Insgesamt stieß die Gruppe sowohl innerhalb der Universität als auch bei Vertretern der Landespolitik auf großes Gehör. Es stellte sich aber schnell heraus, dass die sich Verwirklichung eines eigenen Schulfaches als schwierig erweist. Die am schnellsten umzusetzende Lösung schien aus verschiedenen Gründen der Ergänzungsstudiengang zu sein. In ihm können werdende Lehrerinnen und Lehrer in insgesamt sechs Modulen eine Zusatzqualifikation erlangen, die dann in den Schulen als Wahlpflichtfach (ähnlich wie Astronomie oder Psychologie) angeboten wird. Folgende Module sollen Bestandteil des Ergänzungsstudienganges sein: „Medienanalyse und Medienbewertung“, „Medienwirkung und Mediennutzung“, „Mediendidaktik“, „Medienethik und Medienrecht“, „Sozialisation in modernen Medienwelten“ sowie „Pädagogische Medienpraxis“
Die rasante Medienentwicklung der letzten Jahre und die Stagnation ihrer Integration in Schule, Unterricht und Lehrerbildung machen es dringend erforderlich, das Thema Medienbildung entschlossen und zukunftsweisend anzupacken.

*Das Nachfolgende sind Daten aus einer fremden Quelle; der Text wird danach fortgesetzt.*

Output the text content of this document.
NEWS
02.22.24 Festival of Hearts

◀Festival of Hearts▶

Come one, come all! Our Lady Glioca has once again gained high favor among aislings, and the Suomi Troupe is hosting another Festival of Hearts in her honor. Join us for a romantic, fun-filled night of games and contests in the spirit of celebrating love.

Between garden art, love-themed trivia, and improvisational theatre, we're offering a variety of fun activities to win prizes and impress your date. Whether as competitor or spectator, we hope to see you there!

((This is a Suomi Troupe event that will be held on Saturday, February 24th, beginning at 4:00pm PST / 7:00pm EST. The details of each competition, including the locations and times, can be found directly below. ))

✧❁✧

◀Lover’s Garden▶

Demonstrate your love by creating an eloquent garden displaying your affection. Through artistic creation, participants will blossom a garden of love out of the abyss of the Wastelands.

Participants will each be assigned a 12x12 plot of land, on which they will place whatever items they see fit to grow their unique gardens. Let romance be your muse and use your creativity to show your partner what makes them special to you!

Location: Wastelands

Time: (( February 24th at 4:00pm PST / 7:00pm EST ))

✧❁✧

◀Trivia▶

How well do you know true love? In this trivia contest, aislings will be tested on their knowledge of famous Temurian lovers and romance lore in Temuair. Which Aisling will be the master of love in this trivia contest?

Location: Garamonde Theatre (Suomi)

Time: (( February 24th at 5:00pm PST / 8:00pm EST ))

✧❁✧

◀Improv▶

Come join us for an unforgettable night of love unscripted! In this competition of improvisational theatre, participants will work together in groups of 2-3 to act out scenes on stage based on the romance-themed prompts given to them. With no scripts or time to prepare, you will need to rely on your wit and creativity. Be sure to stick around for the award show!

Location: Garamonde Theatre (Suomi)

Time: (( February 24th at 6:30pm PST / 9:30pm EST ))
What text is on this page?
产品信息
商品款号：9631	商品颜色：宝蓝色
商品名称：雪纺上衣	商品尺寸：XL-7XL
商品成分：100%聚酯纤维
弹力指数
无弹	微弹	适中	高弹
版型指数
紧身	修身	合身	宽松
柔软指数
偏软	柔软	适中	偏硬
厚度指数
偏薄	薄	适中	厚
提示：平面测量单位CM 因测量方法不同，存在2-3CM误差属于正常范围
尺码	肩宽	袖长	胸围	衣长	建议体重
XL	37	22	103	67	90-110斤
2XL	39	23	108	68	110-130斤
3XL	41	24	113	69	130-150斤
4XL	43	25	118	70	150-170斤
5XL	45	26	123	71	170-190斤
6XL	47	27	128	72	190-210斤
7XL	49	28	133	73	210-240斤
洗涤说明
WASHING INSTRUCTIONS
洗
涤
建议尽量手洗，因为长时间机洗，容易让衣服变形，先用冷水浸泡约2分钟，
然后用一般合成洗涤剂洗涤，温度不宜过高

Nachdem die Landespolitik die Lehramtsausbildung für allgemeinbildende Schulformen in Halle konzentriert hat, sind die Voraussetzungen im Ländervergleich dafür sehr gut.
- Ein solches Angebot ist bislang bundesweit einzigartig und stützt die Profilbildung der Martin-Luther-Universität.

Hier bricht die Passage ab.